A significant proponent of this movement is Ben Jordan, a renowned winemaker from Virginia. He has been instrumental in shaping the regional wine identity in the Shenandoah Valley through his ventures: Commonwealth Crush Co. (CWC), Midland, and Lightwell Survey wineries. Jordan views ABV Ferments as a source of renewed perspective and energy, fostering engagement with diverse expressions and flavors. His innovative spirit caught the attention of Lee Campbell, now the wine director at Borgo in New York City. Campbell, initially impressed by Jordan's distinctive Petit Manseng, a vinifera grape that thrives in Virginia's climate, became a partner in launching CWC alongside Jordan's brother Tim and former Early Mountain staffer Patt Eagan. Campbell highlights that American wine has historically mimicked European styles, often denying its unique potential. This new wave, however, is about embracing America's authentic winemaking narrative.

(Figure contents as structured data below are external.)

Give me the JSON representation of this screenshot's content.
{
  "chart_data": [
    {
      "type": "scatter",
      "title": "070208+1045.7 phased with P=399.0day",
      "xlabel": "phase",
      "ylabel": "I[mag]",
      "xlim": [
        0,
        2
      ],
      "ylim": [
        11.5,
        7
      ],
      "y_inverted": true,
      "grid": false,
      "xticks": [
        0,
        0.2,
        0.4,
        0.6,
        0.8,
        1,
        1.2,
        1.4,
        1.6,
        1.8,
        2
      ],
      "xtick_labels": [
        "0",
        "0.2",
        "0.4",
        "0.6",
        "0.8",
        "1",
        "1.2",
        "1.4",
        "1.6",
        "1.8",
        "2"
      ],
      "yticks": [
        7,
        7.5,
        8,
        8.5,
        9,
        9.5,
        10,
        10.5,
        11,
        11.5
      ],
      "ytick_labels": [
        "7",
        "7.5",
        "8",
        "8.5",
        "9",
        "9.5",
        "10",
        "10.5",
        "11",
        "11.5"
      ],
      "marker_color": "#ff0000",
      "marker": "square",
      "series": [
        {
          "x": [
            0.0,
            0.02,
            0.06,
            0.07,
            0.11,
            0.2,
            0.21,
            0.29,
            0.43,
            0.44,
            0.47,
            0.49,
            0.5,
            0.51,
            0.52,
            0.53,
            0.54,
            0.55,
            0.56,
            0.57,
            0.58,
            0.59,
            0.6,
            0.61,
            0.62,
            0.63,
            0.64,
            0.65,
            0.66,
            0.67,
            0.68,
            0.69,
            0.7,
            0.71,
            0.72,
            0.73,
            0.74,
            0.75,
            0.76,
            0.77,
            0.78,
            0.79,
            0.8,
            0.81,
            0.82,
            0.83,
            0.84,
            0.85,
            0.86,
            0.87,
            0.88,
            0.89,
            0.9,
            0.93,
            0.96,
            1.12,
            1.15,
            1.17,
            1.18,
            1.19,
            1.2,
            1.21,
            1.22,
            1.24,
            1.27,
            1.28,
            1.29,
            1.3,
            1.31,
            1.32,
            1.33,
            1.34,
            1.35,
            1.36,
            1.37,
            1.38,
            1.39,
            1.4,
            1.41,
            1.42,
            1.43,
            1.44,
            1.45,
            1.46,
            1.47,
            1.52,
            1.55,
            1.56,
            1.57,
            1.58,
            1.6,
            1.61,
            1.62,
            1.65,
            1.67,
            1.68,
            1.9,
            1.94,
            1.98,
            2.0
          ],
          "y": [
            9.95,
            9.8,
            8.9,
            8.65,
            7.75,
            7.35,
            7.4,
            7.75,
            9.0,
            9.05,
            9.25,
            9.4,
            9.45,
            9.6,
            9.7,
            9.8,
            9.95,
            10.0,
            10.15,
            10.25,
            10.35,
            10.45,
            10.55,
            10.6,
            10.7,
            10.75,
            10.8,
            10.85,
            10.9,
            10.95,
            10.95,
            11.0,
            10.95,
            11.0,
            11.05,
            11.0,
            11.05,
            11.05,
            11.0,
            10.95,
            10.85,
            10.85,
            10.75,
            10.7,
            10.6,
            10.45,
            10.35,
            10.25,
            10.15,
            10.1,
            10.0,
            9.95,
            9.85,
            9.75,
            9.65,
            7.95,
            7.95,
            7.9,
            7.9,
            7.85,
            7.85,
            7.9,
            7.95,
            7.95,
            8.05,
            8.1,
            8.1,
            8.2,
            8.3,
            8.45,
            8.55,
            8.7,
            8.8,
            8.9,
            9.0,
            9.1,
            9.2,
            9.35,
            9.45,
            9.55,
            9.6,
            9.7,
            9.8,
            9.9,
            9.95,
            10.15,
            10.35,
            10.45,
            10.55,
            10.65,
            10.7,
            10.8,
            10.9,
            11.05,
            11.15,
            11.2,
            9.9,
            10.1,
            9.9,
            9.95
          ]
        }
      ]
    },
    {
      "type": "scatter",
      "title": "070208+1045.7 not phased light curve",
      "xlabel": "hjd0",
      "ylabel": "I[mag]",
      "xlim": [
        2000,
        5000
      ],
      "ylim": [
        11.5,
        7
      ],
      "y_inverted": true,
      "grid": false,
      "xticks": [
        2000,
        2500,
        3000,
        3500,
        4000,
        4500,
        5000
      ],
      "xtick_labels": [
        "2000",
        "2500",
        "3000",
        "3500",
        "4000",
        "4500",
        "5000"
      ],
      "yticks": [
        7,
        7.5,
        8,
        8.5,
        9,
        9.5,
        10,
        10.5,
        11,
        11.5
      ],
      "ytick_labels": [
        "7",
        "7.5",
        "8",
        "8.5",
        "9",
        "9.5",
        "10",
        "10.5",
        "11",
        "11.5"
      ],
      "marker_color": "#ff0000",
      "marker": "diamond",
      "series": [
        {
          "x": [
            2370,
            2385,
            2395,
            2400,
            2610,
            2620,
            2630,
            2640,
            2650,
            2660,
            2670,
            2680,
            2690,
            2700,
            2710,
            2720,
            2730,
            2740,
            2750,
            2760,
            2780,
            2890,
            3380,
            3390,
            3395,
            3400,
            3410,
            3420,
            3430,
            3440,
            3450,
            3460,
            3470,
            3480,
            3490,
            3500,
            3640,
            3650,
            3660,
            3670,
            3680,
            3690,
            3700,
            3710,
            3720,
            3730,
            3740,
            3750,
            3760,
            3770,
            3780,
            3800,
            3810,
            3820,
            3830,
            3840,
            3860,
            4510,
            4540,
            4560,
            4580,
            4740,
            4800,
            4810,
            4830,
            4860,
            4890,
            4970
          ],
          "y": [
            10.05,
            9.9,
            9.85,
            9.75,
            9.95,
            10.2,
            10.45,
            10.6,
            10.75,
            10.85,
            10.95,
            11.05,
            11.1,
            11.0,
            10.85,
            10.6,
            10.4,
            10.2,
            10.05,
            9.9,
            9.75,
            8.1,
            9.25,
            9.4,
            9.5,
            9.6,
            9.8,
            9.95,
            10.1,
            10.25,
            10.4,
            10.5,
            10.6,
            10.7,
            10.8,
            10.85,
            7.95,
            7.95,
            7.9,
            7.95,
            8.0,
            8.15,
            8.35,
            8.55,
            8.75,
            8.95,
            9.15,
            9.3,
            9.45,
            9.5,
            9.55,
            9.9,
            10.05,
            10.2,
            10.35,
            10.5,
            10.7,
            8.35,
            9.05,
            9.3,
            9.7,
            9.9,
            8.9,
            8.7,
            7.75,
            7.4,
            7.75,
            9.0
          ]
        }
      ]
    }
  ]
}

In Charlottesville, winemaker Reggie Leonard, cofounder of Oenoverse with Blenheim Vineyards, observed the synergy created by ABV Ferments. Oenoverse is dedicated to expanding opportunities for underrepresented individuals in the Virginia wine scene, collaborating with The Veraison Project to provide mentorship, scholarships, and apprenticeships. Leonard emphasizes that if wine is a cultural product, then access to its creation should be inclusive. CWC also supports this ethos through an incubator program, enabling aspiring winemakers like Leonard and his business partner Lance Lemon (with their Parallax Project) to develop distinctive wines using hybrid blends that tell a specific Virginia story.

Collaborations continue to flourish, with Marley partnering with CWC to produce the Love Echo series, including a pét-nat style wine infused with foraged pawpaws. Lightwell Survey has also teamed up with New York sommelier Oniyx Acosta, whose nonprofit Co-Fermented now manages ABV Ferments. Together, they have crafted unique wines, such as a white infused with local pine cones and a pét-nat featuring wine berries and Virginia wildflower honey. Leonard proudly states, \"In Virginia, we’re doing things with grapes that most others aren’t doing.\"

This innovative approach signals a broader shift in consumer preferences. Campbell notes that people are becoming less interested in conventionally highly-rated wines, instead prioritizing \"deliciousness, not elitism.\" This embrace of diverse fruits and fermentation techniques promises an endless array of flavors and ideas, truly representing the breadth of American wine. As Jordan optimistically concludes, \"We’re in a good place now, and it’s going to get better.\"

The ongoing evolution of American winemaking, particularly the East Coast's embrace of native and hybrid grapes, offers a profound lesson in resilience and authenticity. This movement, driven by visionaries like Jahdé Marley and Ben Jordan, demonstrates that innovation born from environmental necessity can lead to unexpected and delightful outcomes. It’s a testament to breaking free from traditional constraints and celebrating local identity. This shift not only ensures a more sustainable future for viticulture but also creates a more inclusive industry, proving that the most compelling stories, and the most delicious wines, often emerge when we dare to be different and truly reflect our unique origins.